Otitis media is the name given to the condition which refers to fluid in the middle ear. The middle ear is the space which lies on the inside of the tympanic membrane. Otitis media is very common, 60% of children will have had an episode of acute otitis media by the age of 2.
The causes for otitis media are multiple. The main cause of otitis media is eustacian tube dysfunction. The eustacian tube connects the back of the nose to the middle ear. The eustacian tube serves the following purposes:
- Protect the middle ear from secretions in back of nose
- Pressure regulation of the middle ear
- Clear secretions from the middle ear
A child’s eustacian tube is shorter, wider and more horizontal than in adults. As a result, the eustacian tube in children does not work as well as in adults. Consequently, fluid can build up in the middle ear in children and they aren’t able to clear the fluid resulting in otitis media. Otitis media also has the following associations:
- Cleft palate
- Children being in daycare
- Parental smoking
- Indigenous population
Otitis media is divided into acute otitis media (infected) and otitis media with effusion (not infected). The symptoms of these 2 conditions are different.
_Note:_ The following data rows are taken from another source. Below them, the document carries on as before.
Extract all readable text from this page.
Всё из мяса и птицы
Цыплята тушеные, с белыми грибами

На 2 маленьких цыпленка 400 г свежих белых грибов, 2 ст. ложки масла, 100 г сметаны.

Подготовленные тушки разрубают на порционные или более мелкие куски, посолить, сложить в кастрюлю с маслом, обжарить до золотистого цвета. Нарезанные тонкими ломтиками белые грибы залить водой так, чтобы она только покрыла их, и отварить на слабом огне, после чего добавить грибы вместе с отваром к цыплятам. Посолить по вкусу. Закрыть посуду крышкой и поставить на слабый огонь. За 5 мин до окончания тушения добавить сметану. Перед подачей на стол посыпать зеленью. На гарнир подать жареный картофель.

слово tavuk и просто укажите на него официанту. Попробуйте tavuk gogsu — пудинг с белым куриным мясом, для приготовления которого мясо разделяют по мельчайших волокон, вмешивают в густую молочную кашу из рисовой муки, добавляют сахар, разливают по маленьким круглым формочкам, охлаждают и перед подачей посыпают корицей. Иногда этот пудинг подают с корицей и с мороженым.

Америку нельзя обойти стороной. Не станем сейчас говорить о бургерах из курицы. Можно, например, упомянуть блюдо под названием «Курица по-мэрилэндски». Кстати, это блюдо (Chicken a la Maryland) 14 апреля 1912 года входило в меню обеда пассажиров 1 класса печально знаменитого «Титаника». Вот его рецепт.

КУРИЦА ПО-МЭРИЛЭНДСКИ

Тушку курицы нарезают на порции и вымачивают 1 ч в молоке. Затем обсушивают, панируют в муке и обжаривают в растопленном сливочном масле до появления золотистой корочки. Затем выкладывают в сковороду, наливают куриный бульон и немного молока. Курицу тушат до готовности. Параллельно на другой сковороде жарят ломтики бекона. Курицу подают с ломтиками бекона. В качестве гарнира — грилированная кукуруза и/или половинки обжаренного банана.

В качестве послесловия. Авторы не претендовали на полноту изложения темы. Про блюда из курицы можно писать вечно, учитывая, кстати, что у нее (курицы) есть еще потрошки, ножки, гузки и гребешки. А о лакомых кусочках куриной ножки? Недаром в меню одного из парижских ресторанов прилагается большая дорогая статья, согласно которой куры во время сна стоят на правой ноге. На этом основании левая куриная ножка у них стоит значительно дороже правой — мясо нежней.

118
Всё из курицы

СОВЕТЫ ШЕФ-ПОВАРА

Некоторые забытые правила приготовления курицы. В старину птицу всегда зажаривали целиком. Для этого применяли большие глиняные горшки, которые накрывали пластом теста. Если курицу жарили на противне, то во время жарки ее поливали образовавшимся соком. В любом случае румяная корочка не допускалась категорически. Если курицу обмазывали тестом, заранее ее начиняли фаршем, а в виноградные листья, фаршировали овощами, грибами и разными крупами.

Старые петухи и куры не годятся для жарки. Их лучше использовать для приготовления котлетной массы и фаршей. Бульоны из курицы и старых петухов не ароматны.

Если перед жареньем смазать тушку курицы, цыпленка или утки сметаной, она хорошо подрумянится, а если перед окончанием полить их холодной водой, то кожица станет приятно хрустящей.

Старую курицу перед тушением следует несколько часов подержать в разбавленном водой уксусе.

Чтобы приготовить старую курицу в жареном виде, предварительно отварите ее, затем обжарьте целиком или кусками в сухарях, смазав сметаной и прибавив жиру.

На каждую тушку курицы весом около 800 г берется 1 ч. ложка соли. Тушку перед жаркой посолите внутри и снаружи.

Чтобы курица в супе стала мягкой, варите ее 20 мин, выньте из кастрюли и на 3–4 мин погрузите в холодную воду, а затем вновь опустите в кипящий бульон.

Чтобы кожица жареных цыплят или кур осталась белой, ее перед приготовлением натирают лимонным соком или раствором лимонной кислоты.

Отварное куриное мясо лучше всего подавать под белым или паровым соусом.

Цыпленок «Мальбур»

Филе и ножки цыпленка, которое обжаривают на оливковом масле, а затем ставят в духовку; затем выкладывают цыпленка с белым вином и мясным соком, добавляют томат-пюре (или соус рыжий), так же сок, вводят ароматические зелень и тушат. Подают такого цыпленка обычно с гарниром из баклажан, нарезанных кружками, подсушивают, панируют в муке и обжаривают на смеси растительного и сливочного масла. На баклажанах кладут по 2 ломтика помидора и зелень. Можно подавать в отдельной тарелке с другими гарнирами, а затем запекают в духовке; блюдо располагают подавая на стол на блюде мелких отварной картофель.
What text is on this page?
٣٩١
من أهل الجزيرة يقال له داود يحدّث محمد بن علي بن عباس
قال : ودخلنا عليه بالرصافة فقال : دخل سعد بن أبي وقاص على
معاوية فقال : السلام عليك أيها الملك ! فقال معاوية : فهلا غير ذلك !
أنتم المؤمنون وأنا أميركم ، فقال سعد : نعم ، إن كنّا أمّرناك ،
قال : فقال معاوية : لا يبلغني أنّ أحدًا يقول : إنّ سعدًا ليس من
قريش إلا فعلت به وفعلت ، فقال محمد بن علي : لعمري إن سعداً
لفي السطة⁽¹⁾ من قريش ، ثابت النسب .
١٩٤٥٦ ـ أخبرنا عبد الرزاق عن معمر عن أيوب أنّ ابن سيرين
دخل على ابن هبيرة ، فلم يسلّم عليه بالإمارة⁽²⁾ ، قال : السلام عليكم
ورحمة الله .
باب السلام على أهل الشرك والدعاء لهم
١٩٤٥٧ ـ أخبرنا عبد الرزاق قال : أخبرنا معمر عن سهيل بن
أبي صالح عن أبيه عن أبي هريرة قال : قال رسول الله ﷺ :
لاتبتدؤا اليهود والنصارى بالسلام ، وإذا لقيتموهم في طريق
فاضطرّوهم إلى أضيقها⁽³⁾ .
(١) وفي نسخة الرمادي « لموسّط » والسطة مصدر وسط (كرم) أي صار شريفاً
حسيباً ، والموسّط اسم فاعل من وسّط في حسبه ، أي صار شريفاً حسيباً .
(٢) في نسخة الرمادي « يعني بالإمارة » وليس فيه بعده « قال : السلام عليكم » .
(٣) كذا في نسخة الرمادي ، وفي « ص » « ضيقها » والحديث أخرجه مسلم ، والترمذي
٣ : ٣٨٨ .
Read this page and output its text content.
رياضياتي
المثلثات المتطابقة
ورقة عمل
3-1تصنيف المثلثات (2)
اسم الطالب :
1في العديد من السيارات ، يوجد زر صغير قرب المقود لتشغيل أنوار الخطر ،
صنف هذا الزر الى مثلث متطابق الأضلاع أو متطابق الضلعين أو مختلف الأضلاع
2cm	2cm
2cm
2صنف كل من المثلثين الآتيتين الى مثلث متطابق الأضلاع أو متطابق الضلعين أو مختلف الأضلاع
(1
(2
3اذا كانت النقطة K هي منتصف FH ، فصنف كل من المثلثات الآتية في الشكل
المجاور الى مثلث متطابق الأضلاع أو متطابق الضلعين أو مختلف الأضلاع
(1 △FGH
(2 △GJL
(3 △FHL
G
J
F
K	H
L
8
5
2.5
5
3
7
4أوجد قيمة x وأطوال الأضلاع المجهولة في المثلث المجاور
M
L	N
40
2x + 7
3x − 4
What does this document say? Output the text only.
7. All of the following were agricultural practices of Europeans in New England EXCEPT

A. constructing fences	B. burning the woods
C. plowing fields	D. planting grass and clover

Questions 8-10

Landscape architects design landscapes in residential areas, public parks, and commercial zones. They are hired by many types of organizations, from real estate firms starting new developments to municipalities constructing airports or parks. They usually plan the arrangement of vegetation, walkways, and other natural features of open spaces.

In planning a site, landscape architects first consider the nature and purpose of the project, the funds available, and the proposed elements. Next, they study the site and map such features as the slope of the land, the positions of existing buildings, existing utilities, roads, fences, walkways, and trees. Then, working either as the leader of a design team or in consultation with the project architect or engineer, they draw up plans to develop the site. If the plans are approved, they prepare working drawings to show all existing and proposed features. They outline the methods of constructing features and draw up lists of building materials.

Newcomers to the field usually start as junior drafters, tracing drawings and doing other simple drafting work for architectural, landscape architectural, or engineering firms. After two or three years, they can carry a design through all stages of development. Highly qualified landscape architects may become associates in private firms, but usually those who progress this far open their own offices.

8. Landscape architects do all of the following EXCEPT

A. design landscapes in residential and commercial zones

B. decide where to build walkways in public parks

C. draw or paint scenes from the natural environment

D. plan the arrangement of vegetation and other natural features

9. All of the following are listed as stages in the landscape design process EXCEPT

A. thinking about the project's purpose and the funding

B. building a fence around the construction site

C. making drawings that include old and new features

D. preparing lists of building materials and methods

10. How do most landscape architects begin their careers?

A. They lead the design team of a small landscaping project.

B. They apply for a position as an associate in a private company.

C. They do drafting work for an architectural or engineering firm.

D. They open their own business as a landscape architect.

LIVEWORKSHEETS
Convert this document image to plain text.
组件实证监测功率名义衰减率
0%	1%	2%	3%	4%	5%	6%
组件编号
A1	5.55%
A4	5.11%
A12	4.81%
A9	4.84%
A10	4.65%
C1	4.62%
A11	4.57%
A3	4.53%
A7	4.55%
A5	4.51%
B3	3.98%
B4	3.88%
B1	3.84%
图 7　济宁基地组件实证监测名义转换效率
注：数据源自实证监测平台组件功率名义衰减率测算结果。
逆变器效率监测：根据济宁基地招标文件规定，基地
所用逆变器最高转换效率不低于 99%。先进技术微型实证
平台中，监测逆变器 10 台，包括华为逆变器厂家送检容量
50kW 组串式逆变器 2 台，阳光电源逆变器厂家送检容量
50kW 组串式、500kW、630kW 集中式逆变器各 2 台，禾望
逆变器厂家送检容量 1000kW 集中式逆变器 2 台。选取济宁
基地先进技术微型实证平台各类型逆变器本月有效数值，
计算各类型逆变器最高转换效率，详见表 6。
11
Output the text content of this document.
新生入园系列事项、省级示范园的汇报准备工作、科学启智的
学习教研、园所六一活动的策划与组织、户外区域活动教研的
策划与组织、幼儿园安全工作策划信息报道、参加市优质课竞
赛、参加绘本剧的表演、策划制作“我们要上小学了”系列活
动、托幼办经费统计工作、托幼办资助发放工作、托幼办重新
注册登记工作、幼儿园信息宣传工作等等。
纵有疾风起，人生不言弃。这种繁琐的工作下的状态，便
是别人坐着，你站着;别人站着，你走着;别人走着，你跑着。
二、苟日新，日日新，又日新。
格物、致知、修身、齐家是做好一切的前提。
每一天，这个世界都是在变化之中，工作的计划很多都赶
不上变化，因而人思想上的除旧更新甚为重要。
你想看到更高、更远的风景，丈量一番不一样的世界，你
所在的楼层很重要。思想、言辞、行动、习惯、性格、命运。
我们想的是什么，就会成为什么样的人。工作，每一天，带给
Acute otitis media is where the fluid in the middle ear is infected. The symptoms of acute otitis media are those associated with an acute inflammatory process and are as follows:
- Insomnia – children may wake multiple times during night in pain
- Discharge of pus from ear
Otitis media with effusion does not have an infective process. Therefore the symptoms are associated with the fluid being present in the ears causing a reduction in the transmission of sound. These symptoms are as follows:
- Speech delay
- Poor hearing
- Poor concentration at school
- Deterioration in behavior
The investigation which should be done in patients who have either acute otitis media or otitis media with effusion and who are about to undergo an operation is an audiogram (hearing test). A hearing test has 2 components, one being testing the patient for their response to sound, the second being testing the patient for movement of their tympanic membrane in response to pressure. The second component which measures the response to pressure chance is called a tympanogram.
If the patient has had acute otitis media which has resolved, the audiogram will commonly be normal. If the patient has otitis media with effusion, then the audiogram will demonstrate a reduction in hearing and the tympanogram will demonstrate that the tympanic membrane does not move with fluctuation in pressure.
Acute otitis media should be treated with pain relief until it resolves or if the pain and symptoms are getting worse, antibiotics. Grommets are inserted for acute otitis media if one of the following criteria are satisfied:
- 3 episodes of acute otitis media in 6 months
- 4 episodes of acute otitis media in one year
Otitis media with effusion doesn’t necessarily require treatment when it is first diagnosed. If the otitis media with effusion is present for less than 3 months then treatment should be started in the form of a trial of nasal sprays. Grommets are inserted for otitis media with effusion if one of the following criteria are satisfied:
- Otitis media with effusion in both ears for 3 months
- Otitis media with effusion in one ear for 6 months
- Otitis media with effusion with speech delay
A grommet is a tube which is inserted into the tympanic membrane to allow air to get in through the grommet into the middle ear. Grommets are inserted under general anaesthetic. The procedure is safe to perform and is relatively quick. Grommets usually stay in the ear drum for between 6 months to 2 years. Grommets fall out by themselves and usually don’t leave a hole in the tympanic membrane. After the grommets have fallen out it is usually recommended that the patient has another hearing test.